NEXT_PUBLIC_STRIPE_SECRET=sk_live_abc123...

// Client component uses it directly
'use client'
const stripe = new Stripe(
  process.env.NEXT_PUBLIC_STRIPE_SECRET!
)
Secure
// .env on Vercel - server only (no NEXT_PUBLIC_ prefix)
STRIPE_SECRET_KEY=sk_live_abc123...

// Server Action proxies the request
'use server'
export async function createCheckout(priceId: string) {
  const stripe = new Stripe(process.env.STRIPE_SECRET_KEY!)
  const session = await stripe.checkout.sessions.create({
    line_items: [{ price: priceId, quantity: 1 }],
    mode: 'payment',
    success_url: `${process.env.NEXT_PUBLIC_URL}/success`,
  })
  return session.url
}

Frequently Asked Questions

Are NEXT_PUBLIC_ variables always a security risk?

No. NEXT_PUBLIC_ variables are designed for values that are safe to expose publicly, like Supabase anon keys, Firebase API keys, and analytics tracking IDs.

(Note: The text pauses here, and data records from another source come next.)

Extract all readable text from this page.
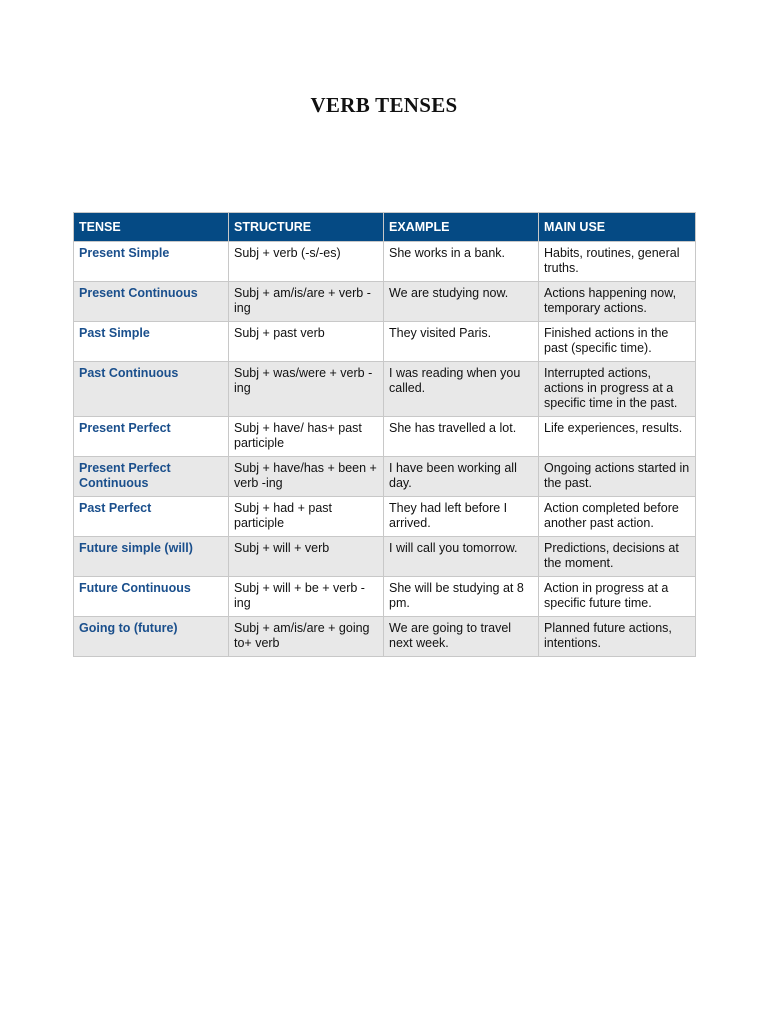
VERB TENSES
TENSE	STRUCTURE	EXAMPLE	MAIN USE
Present Simple	Subj + verb (-s/-es)	She works in a bank.	Habits, routines, general truths.
Present Continuous	Subj + am/is/are + verb -ing	We are studying now.	Actions happening now, temporary actions.
Past Simple	Subj + past verb	They visited Paris.	Finished actions in the past (specific time).
Past Continuous	Subj + was/were + verb -ing	I was reading when you called.	Interrupted actions, actions in progress at a specific time in the past.
Present Perfect	Subj + have/ has+ past participle	She has travelled a lot.	Life experiences, results.
Present Perfect Continuous	Subj + have/has + been + verb -ing	I have been working all day.	Ongoing actions started in the past.
Past Perfect	Subj + had + past participle	They had left before I arrived.	Action completed before another past action.
Future simple (will)	Subj + will + verb	I will call you tomorrow.	Predictions, decisions at the moment.
Future Continuous	Subj + will + be + verb -ing	She will be studying at 8 pm.	Action in progress at a specific future time.
Going to (future)	Subj + am/is/are + going to+ verb	We are going to travel next week.	Planned future actions, intentions.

The risk is when developers use this prefix for genuinely secret keys like Stripe secret keys or database passwords.

Does Vercel warn about exposed secrets?

Vercel does not automatically detect if a NEXT_PUBLIC_ variable contains a secret. It is the developer's responsibility to ensure only safe-to-expose values use this prefix.

Do preview deployments share the same environment variables?

Vercel allows different environment variable values for Production, Preview, and Development. Check your Vercel project settings to ensure preview deployments don't have sensitive values in NEXT_PUBLIC_ variables. Preview URLs are accessible by default.